The paralympian and peer said that euthanasia risked the disabled becoming "collateral damage".
Proposals are being debated on 16 May
Baroness Tanni Grey-Thompson, a paralympian and leading disability rights activist, has warned against plans to introduce assisted suicide or euthanasia on Guernsey.
The States of Deliberation, the States of Guernsey's deliberative assembly, are due to debate proposals on assisted suicide on 16 May.

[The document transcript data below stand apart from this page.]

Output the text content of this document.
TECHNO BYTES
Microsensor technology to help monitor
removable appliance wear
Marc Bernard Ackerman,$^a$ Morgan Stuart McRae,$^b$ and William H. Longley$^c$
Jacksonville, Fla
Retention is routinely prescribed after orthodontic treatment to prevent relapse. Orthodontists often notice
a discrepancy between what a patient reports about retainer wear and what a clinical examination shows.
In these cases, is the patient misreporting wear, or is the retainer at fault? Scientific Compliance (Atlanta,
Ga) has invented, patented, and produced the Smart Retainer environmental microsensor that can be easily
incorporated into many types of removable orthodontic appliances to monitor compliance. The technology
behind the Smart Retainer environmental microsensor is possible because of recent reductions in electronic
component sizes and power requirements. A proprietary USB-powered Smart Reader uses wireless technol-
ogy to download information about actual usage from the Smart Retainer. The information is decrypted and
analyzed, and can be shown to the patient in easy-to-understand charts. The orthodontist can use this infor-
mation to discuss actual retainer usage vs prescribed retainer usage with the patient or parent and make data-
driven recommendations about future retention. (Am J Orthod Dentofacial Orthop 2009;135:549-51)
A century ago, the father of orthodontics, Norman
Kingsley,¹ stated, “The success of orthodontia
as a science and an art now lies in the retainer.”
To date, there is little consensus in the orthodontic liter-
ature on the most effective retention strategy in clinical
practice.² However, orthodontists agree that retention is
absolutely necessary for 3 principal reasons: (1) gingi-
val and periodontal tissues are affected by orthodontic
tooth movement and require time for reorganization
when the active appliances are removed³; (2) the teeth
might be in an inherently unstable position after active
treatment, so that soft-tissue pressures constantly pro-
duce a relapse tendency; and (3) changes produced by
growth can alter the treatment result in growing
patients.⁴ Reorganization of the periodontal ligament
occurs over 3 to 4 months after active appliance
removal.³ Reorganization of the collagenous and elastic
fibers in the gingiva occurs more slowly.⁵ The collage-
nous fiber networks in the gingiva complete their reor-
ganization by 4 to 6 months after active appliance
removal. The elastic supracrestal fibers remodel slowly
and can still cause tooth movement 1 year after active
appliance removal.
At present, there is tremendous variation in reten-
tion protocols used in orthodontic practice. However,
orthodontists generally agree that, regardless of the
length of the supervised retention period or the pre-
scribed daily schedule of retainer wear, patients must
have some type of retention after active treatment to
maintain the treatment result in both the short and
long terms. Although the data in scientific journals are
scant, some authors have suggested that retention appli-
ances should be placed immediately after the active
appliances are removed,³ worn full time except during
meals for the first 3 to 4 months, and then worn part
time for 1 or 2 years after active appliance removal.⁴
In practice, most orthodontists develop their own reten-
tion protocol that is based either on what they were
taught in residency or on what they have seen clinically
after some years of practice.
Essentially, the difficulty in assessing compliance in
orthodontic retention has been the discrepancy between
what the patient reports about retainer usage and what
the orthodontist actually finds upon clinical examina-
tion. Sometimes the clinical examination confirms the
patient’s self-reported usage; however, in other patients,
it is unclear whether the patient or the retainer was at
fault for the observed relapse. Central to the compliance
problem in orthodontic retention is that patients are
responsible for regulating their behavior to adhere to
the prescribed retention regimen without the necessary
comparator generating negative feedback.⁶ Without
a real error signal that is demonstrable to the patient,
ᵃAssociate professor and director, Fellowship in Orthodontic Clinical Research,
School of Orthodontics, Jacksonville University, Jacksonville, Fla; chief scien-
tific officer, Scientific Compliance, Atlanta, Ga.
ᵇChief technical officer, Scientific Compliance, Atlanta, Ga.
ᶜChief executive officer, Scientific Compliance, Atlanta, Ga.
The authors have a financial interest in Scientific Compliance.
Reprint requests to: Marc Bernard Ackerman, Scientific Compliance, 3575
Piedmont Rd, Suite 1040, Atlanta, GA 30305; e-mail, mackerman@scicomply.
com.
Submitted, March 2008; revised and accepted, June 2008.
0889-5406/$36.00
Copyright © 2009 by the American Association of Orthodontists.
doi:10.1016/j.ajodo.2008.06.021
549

Baroness Tanni Grey-Thompson said that removing universal safeguards was dangerous and risked vulnerable and disabled people becoming "collateral damage".
Whose choice?
She also spoke movingly of her own experience as a disabled person, and how there is no way for anyone to be sure that people aren't having choices made for them. "Many people think I have no quality of life, that I'm bound to be a burden to those around me," she said. "If there was a state approved means to obtain assistance to end life, on a bad day, or on a low ebb, it really wouldn't take much for disabled people to consider that the people they love might be better off without them...I'm so glad that 'choice' is not available to me, as I'm sure is the case for the vast majority of disabled or vulnerable Islanders."
Baroness Grey-Thompson recorded the film to be shown at a public meeting, held at St Peter's Port on Tuesday. Those attending the packed public meeting, organised by Care for Life, also heard from Dr Peter Saunders, CEO of the Christian Medical Fellowship, and Kevin Yuill, an academic historian and author of the book: Assisted Suicide: The Liberal, Humanist Case Against Legalization.
Dangerous road
Dr Saunders warned about the implications of changing the law for the medical profession, pointing out that not a single major doctors group supports such a change. Kevin Yuill explained how in jurisdictions that legalised euthanasia in "restricted" cases, it has been extended to include disabled people, the young and those suffering with mental health problems.
Proposals to bring assisted suicide to Guernsey are being brought by Deputy Gavin St Pier. On Tuesday, Guernsey's Policy and Resources Committee, the senior governmental body, and the Guernsey Disability Alliance both stated their opposition. Mr St Pier has now been forced to amend his own proposal, and introduce a substantially watered down alternative.